テルヴァルデ追加開拓
「じゃあ、頑張ろうか」
テルヴァルデは元々1km四方の開拓地だった。それを今は、居住などの8区画、農地3区画と池1区画の合計12区画、南北3km東西4kmの広さになっている。
さらに南と東に1km四方のブロックを8つ増やして、南北4km東西5kmにする。
「やりがいがありますね」
従来の居住区・商業区などの8ブロックと同じ規模を増やすのである。これだけ増やせば、住民以外の出入りできるブロックを増やすこともできる。
コンスタンはワイバーンのルッツやドラゴンのジョエル、ティティ、レミによるブレスで街道を切り開いて来た経験もあるので、腕まくりをしている。
「あ、コンスタン。ブレスでの範囲は減らしておいて。今回はアルマティの魔法師団の練習にもするし、開拓したところの建築用資材にするため木材の確保もしたいから」
「なるほど」
「やるとしたら、1km四方のブロックを作る縄張りのための目印作りが良いかな。上空からやると線も曲がらずまっすぐ行けるよね」
「承知しました」
真ん中は木々が生えたまま、8ブロック分の枠が先に出来上がる。
「じゃあ、≪氷刃≫などで切り倒すのも良いし、切り株を土魔法の応用で取り除くのでも。まだそこまででないなら、倒した木の枝を切り落とすだけでも練習になるから」
アルマティが、メンヒルト王女と一緒に来た元ルグミーヌ王国の魔術師団員を指導している。

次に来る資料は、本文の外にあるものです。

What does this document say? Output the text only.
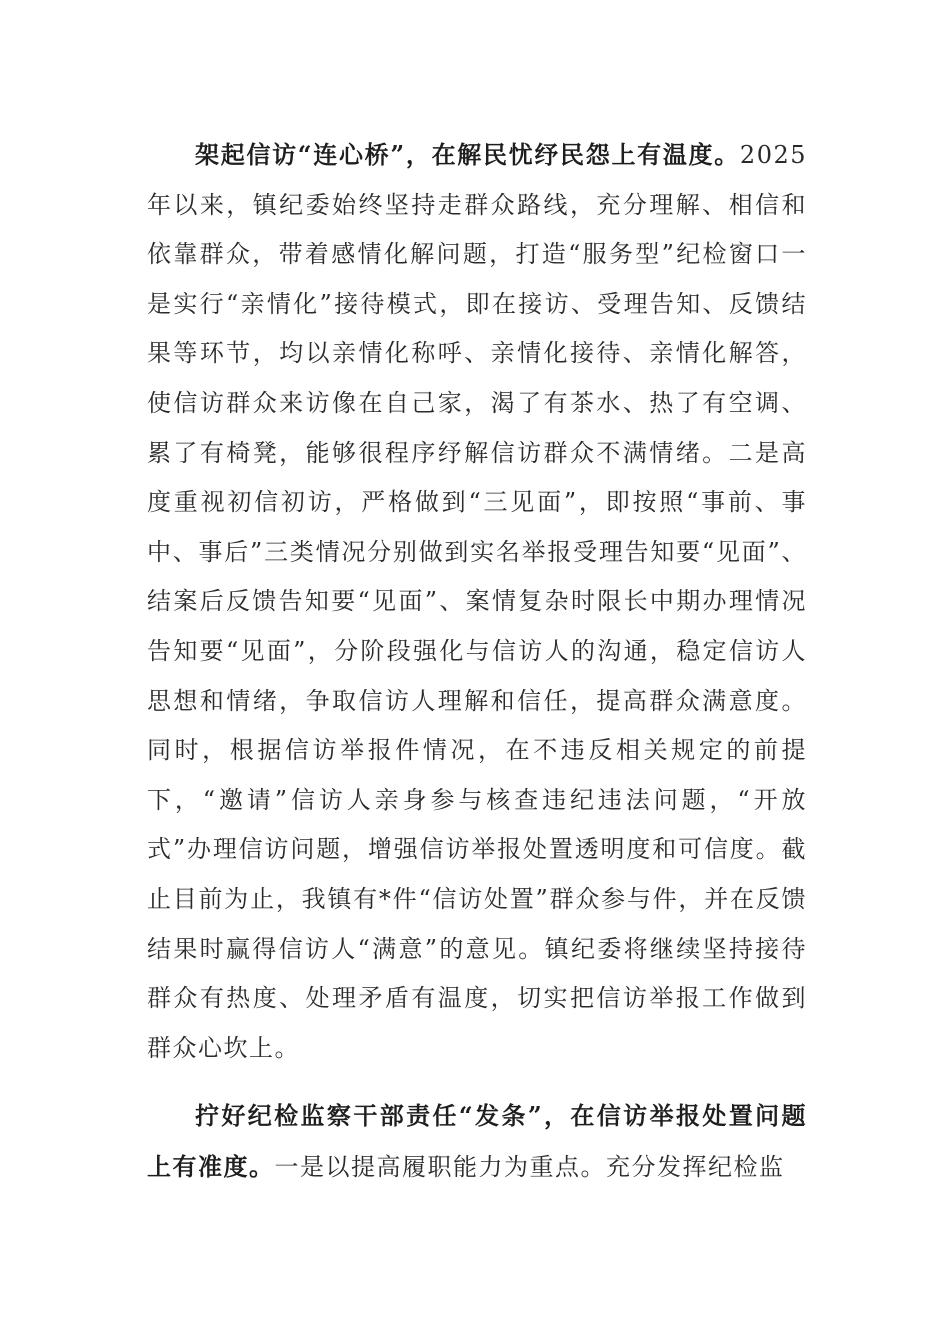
架起信访“连心桥”，在解民忧纾民怨上有温度。2025年以来，镇纪委始终坚持走群众路线，充分理解、相信和依靠群众，带着感情化解问题，打造“服务型”纪检窗口一是实行“亲情化”接待模式，即在接访、受理告知、反馈结果等环节，均以亲情化称呼、亲情化接待、亲情化解答，使信访群众来访像在自己家，渴了有茶水、热了有空调、累了有椅凳，能够很程序纾解信访群众不满情绪。二是高度重视初信初访，严格做到“三见面”，即按照“事前、事中、事后”三类情况分别做到实名举报受理告知要“见面”、结案后反馈告知要“见面”、案情复杂时限长中期办理情况告知要“见面”，分阶段强化与信访人的沟通，稳定信访人思想和情绪，争取信访人理解和信任，提高群众满意度。同时，根据信访举报件情况，在不违反相关规定的前提下，“邀请”信访人亲身参与核查违纪违法问题，“开放式”办理信访问题，增强信访举报处置透明度和可信度。截止目前为止，我镇有*件“信访处置”群众参与件，并在反馈结果时赢得信访人“满意”的意见。镇纪委将继续坚持接待群众有热度、处理矛盾有温度，切实把信访举报工作做到群众心坎上。

拧好纪检监察干部责任“发条”，在信访举报处置问题上有准度。一是以提高履职能力为重点。充分发挥纪检监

「いや、流石にアルマティ団長やアラトラス隊長みたいには無理ですよ」
「じゃあ、できるところだけで良いから、どんどん練習してね。練習台はたくさんあるし、魔力回復ポーションの支給はいくらでもできるから」
アルマティも無理強いはせず、ネベルソンやアバドンにも分担させながら多くの木を魔法で切り倒していく。